When I was 10 and living in Ethiopia, I was devastated to hear that my father was diagnosed with a cervical herniated disc and told he wouldn’t live long without treatment. I can still recall the countless times I watched him suffer because he was unable to receive the treatment he needed. That dreadful event was the first thing that sparked my interest in medical care and in bringing change to under-served communities that lack medical access. When I was 11, my family was lucky enough to get VISAs for the U.S. through the diversity lottery. Even after coming to America, I realized that immigrants have little access to health care. Due to the cultural and financial barriers, most people in my community avoid healthcare providers.
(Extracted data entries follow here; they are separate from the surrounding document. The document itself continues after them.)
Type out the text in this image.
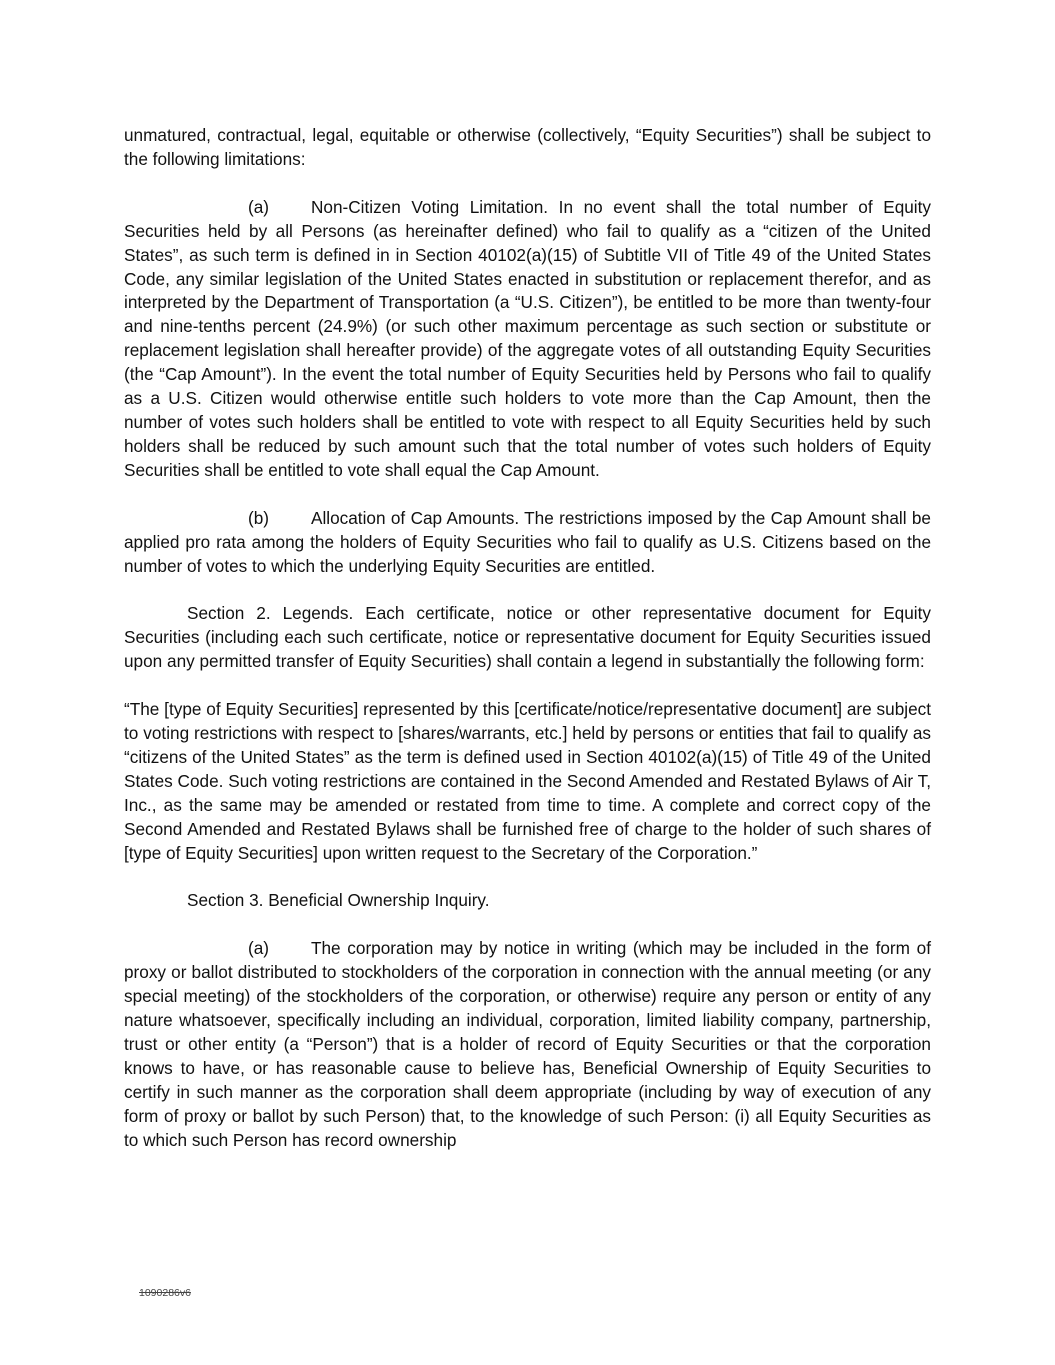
unmatured, contractual, legal, equitable or otherwise (collectively, “Equity Securities”) shall be subject to the following limitations:

(a) Non-Citizen Voting Limitation. In no event shall the total number of Equity Securities held by all Persons (as hereinafter defined) who fail to qualify as a “citizen of the United States”, as such term is defined in in Section 40102(a)(15) of Subtitle VII of Title 49 of the United States Code, any similar legislation of the United States enacted in substitution or replacement therefor, and as interpreted by the Department of Transportation (a “U.S. Citizen”), be entitled to be more than twenty-four and nine-tenths percent (24.9%) (or such other maximum percentage as such section or substitute or replacement legislation shall hereafter provide) of the aggregate votes of all outstanding Equity Securities (the “Cap Amount”). In the event the total number of Equity Securities held by Persons who fail to qualify as a U.S. Citizen would otherwise entitle such holders to vote more than the Cap Amount, then the number of votes such holders shall be entitled to vote with respect to all Equity Securities held by such holders shall be reduced by such amount such that the total number of votes such holders of Equity Securities shall be entitled to vote shall equal the Cap Amount.

(b) Allocation of Cap Amounts. The restrictions imposed by the Cap Amount shall be applied pro rata among the holders of Equity Securities who fail to qualify as U.S. Citizens based on the number of votes to which the underlying Equity Securities are entitled.

Section 2. Legends. Each certificate, notice or other representative document for Equity Securities (including each such certificate, notice or representative document for Equity Securities issued upon any permitted transfer of Equity Securities) shall contain a legend in substantially the following form:

“The [type of Equity Securities] represented by this [certificate/notice/representative document] are subject to voting restrictions with respect to [shares/warrants, etc.] held by persons or entities that fail to qualify as “citizens of the United States” as the term is defined used in Section 40102(a)(15) of Title 49 of the United States Code. Such voting restrictions are contained in the Second Amended and Restated Bylaws of Air T, Inc., as the same may be amended or restated from time to time. A complete and correct copy of the Second Amended and Restated Bylaws shall be furnished free of charge to the holder of such shares of [type of Equity Securities] upon written request to the Secretary of the Corporation.”

Section 3. Beneficial Ownership Inquiry.

(a) The corporation may by notice in writing (which may be included in the form of proxy or ballot distributed to stockholders of the corporation in connection with the annual meeting (or any special meeting) of the stockholders of the corporation, or otherwise) require any person or entity of any nature whatsoever, specifically including an individual, corporation, limited liability company, partnership, trust or other entity (a “Person”) that is a holder of record of Equity Securities or that the corporation knows to have, or has reasonable cause to believe has, Beneficial Ownership of Equity Securities to certify in such manner as the corporation shall deem appropriate (including by way of execution of any form of proxy or ballot by such Person) that, to the knowledge of such Person: (i) all Equity Securities as to which such Person has record ownership

1090286v6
So, the thought of one day being able to help bring positive change to under-served communities keeps me motivated.

What advice would you give to someone wanting to accomplish what you’ve done thus far?
One of the main things that helped me come this far was having people that support me and whom I could reach out to. My friends, parents, coaches, soccer teammates and everyone else I am close to are very helpful and driven. I learned from them and they would check in with me when I seemed to fall of track even the smallest bit. So I advise others to surround themselves with people they can learn from and always be open to education and new experiences.

Is there anything else you would like to share about yourself or your acceptance into the program?
I am thankful for this opportunity. I thank God, my parents, teachers, mentors and friends for helping me accomplish this goal. I also thank the BA/BS-MD staff for accepting me into the program. I won't let any of them down!